Französische Staatsanwälte ermitteln gegen IWF-Chefin Lagarde wegen Korruption

Nachdem schon der Franzose Strauss-Kahn wegen einer Vergewaltigungsaffäre abtreten musste, kommt nun Lagarde wegen den Korruptionsermittlungen unter Druck

Hat Frankreich kein glückliches Händchen bei der Auswahl der Personen zur Besetzung von Spitzenposten oder ist die politische Klasse so vermodert, dass es schwer fällt, unbelastete Politiker zu finden? Jedenfalls fällt auf, dass demnächst vermutlich erneut ein Franzose - besser gesagt eine Französin - den Chefsessel beim Internationalen Währungsfonds (IWF) räumen könnte. Nach den Vergewaltigungsvorwürfen 2011 in New York musste der Sozialist Dominique Strauss-Kahn zurücktreten.

Nun wird das auch im Fall der konservativen Christine Lagarde gefordert - die Staatsanwaltschaft wittert organisierten Betrug. Denn der Vorgang, in den Lagarde verwickelt ist, hat mehr als ein Geschmäckle und es geht um Steuergelder im Umfang von 403 Millionen Euro.

Die hat der französische Unternehmer Bernard Tapie 2008 nach einem Schiedsspruch erhalten, weil er sich beim Verkauf des Sportartikelherstellers Adidas 1993 durch die einstige Staatsbank Crédit Lyonnais übervorteilt sah, eine Behauptung, mit der er allerdings bei Gerichten auf Ablehnung stieß.

Lagarde hatte als französische Finanzministerin 2007 ein Schiedsgericht angerufen, das Tapie schließlich einen Schadenersatz in Höhe von 285 Millionen Euro zusprach. Mit Zinsen und Zinseszinsen steigerte sich die Summe auf 403 Millionen Euro. Dieser Vorgang war an sich schon umstritten. Doch die Lage spitzte sich noch dadurch zu, weil sich später herausstellte, dass mindestens einer der drei Schiedsrichter durch Geschäftsbeziehungen mit Tapies Anwalt befangen war.

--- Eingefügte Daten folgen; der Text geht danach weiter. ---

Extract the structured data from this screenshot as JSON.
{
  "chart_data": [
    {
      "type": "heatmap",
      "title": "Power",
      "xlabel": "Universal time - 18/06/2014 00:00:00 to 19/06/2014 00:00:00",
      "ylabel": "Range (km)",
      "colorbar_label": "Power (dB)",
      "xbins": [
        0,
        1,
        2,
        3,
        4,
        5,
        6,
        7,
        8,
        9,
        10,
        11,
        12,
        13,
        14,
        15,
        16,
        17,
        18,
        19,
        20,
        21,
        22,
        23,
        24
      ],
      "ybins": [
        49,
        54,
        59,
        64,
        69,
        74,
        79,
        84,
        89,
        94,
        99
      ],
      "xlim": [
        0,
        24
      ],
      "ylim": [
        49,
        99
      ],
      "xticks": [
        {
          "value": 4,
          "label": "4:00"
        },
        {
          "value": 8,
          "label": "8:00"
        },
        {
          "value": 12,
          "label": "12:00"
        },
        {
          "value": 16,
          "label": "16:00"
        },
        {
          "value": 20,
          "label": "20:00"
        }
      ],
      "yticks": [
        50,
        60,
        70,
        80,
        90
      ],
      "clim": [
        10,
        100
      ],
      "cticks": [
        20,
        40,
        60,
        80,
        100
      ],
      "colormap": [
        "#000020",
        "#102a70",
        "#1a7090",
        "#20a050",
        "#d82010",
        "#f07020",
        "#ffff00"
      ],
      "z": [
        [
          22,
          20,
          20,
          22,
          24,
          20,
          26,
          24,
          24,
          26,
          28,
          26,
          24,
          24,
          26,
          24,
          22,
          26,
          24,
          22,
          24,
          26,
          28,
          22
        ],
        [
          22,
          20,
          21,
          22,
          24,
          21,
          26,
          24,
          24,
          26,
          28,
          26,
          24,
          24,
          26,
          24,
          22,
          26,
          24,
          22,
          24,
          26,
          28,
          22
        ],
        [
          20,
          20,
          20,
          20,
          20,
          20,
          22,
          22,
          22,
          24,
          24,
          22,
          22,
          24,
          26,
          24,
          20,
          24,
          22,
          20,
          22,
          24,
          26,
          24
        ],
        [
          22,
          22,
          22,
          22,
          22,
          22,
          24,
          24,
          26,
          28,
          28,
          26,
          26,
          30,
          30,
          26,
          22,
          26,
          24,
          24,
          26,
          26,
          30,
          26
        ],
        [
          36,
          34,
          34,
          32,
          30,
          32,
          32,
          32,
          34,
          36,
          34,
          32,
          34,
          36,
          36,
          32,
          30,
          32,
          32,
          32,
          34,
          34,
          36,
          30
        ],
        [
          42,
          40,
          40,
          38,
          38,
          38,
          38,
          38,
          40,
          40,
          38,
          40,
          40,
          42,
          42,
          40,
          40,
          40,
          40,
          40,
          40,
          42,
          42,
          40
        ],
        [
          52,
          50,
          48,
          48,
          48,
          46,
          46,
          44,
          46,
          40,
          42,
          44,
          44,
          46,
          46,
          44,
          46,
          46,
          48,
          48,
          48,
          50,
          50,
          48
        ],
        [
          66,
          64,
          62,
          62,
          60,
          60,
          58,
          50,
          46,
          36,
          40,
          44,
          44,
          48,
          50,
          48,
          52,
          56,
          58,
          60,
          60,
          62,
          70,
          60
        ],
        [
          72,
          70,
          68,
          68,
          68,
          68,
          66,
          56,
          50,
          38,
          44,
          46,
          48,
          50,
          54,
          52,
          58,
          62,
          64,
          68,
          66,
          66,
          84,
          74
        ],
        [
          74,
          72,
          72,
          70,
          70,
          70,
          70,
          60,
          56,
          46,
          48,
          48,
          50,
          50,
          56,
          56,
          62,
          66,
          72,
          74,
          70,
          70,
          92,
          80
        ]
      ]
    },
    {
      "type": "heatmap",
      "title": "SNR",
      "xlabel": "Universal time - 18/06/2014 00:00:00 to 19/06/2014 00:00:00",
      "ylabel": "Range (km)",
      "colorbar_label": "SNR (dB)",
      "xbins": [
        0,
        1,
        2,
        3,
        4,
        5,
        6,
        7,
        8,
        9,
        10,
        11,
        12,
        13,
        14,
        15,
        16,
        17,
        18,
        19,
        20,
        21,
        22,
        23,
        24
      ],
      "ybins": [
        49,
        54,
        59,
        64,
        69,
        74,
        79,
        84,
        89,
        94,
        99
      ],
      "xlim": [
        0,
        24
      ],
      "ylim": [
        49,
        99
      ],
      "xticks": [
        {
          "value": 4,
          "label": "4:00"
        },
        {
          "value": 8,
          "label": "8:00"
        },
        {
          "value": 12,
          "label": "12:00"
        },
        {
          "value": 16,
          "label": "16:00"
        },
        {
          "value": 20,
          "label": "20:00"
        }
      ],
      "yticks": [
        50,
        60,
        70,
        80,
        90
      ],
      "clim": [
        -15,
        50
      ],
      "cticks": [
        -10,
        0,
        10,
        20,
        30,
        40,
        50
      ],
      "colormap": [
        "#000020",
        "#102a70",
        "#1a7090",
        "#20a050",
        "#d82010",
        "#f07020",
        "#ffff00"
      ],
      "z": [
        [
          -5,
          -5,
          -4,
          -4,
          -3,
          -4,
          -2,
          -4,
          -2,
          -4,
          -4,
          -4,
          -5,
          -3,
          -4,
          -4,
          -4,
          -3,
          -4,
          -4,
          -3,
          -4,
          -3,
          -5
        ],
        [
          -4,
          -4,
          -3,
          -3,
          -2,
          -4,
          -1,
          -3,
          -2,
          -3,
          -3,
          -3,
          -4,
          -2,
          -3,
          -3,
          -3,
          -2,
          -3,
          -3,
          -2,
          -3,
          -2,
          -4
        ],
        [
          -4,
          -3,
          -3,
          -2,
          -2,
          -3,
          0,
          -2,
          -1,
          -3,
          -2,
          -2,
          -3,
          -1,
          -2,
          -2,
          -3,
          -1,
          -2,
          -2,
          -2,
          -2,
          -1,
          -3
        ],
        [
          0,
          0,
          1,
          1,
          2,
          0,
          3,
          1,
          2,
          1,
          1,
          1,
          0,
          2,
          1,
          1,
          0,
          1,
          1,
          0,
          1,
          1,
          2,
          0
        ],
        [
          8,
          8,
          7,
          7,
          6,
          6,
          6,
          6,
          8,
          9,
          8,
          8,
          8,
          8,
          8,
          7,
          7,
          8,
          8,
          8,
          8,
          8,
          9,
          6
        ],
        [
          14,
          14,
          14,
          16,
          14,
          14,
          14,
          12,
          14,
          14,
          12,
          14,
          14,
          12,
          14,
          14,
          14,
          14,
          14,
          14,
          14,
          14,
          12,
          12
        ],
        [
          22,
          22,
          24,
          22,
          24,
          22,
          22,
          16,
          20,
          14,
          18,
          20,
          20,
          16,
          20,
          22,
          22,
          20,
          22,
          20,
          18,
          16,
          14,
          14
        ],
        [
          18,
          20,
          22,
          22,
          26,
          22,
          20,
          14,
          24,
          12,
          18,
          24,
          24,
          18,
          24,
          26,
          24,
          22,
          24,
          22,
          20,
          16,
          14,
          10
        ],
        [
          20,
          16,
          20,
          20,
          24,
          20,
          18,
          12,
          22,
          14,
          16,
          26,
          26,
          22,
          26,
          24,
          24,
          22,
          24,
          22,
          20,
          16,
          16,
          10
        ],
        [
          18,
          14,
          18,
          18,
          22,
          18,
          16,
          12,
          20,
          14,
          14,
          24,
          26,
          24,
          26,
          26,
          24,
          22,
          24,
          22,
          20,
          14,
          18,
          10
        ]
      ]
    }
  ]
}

Noch merkwürdiger wurde es, weil Tapie 45 Millionen Euro auf ausdrücklichen Wunsch von Lagarde als "moralische Wiedergutmachung" erhielt. Muss man sich dann noch wundern, wenn sie gegen die Empfehlungen ihrer Experten keinen Einspruch gegen das Urteil der Richter einlegte?

2011 begannen die Ermittlungen wegen "Beihilfe zur Fälschung" und "Beihilfe zur Veruntreuung öffentlicher Gelder" und das hat auch damit zu tun, dass eben der begünstigte Tapie im Präsidentschaftswahlkampf 2007 den siegreichen Nicolas Sarkozy unterstützte unter dem Lagarde Finanzministerin wurde. Bisher wurde Lagarde nur als Zeugin mit Rechtsbeistand vernommen. Das hat sich nach einer Durchsuchung ihrer Wohnung im März offensichtlich geändert.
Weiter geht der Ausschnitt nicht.